Sunday, March 28, 2010

Good words for bad things

This past week started with pulchritude, moved into pleasure, and today will get into some words for more base desires.But before we do, let’s put all these pleasures into perspective.

Pulchritude is physical beauty (like my wife has). A voluptuarian is devoted to luxurious and sensual living, and is not necessarily a negative term. A Sybarite enjoys luxurious and self-indulgent living, and has negative connotations. A hedonist just does whatever feels good, and has the most negative meaning of any of the words of this past week. Epicureans have a philosophical perspective on the different qualities of pleasure. Epicures enjoy good food, and while the term is not meant to have a sense of snobbiness those who consider themselves to be epicures probably eat and drink alongside snobs. They would maintain that they don’t care what’s “considered” good by those with class and standing, only what “is” good, whether “in” or not.

The next three words descend a little further into the hedonistic area.
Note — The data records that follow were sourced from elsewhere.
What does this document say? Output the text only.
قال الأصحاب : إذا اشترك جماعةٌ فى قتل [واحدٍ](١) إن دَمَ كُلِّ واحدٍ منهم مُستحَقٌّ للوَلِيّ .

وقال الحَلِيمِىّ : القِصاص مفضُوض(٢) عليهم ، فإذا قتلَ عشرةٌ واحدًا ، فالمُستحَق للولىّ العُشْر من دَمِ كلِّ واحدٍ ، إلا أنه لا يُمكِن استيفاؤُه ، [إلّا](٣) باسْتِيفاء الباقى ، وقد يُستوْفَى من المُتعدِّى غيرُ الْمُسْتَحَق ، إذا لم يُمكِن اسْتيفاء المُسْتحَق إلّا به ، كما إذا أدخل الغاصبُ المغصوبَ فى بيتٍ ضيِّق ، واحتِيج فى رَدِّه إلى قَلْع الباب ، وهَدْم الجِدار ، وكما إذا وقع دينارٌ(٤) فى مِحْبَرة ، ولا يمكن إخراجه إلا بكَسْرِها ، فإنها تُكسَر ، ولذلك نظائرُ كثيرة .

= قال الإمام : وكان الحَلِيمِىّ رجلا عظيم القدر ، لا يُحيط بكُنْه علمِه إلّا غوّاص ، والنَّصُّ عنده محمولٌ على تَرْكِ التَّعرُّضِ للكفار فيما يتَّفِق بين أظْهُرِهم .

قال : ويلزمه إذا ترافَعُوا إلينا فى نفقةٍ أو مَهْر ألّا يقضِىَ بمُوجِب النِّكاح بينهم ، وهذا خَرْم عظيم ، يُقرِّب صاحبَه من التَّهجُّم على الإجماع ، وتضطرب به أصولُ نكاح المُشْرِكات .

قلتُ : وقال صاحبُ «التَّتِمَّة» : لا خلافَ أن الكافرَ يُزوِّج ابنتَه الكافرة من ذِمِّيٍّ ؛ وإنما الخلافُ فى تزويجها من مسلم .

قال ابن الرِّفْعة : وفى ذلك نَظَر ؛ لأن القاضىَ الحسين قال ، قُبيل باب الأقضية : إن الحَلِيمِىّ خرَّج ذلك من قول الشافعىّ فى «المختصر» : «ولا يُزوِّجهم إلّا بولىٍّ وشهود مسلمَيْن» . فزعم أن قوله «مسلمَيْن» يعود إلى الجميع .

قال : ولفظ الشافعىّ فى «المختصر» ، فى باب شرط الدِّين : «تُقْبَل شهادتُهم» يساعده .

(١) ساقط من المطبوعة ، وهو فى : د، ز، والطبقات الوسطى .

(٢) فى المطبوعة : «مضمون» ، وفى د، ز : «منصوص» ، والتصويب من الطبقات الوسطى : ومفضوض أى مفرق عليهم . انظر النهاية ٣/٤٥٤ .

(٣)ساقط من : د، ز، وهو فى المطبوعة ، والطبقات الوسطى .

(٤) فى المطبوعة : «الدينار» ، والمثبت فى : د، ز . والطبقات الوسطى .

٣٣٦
Salacious is an adjective that comes from the Latin word salax, which is a form of the word salire, which means to leap. It likely comes from the animal act of procreation, when a male animal will leap to engage the female in sexual intercourse. It has been used in English since 1661, being adapted from the 1605 form of the word salacity. Salacity has fallen into disuse, but the same root word has given us the word salient, which should have been part of the blog of 2/15 but wasn’t; stay tuned. Regardless of the way in which it came to mean what it does, it means lecherous or pornographic, erotically stimulating. But where lecherous is directed usually at one individual, salacious is a more general term.

Concupiscence comes from the Latin word cupiscere, which means to wish or desire. Adding the con- to the front intensifies the meaning. It passed through Low Latin and Old French and Middle English to now mean a strong or abnormal desire or appetite, particularly sexual in nature. The few uses of this word which I have encountered use concupiscence almost as a clinical term, but that could just be because the books I read are not magazines with centerfolds (which probably wouldn’t use the word anyway.) The key word in the definition of concupiscence is abnormal.

Callipygian is a word I stumbled across, and don’t remember where; it comes from two Greek words: kallos means beauty and pyge refers to the buttocks. Yes, there actually is a word for beautiful butt. It has no negative connotation, but its use in other than a plastic surgeon’s office could have negative consequences.

We all have desires (well, most of us do – I’m not naming names), but it is when the desires becomes excessive (particularly in the sexual arena) that it becomes concupiscence. Salacious adds a negative sense to normal sexual desire. And, for the record, I’m a “leg” man, not a callipygian; I haven’t found the word for that yet.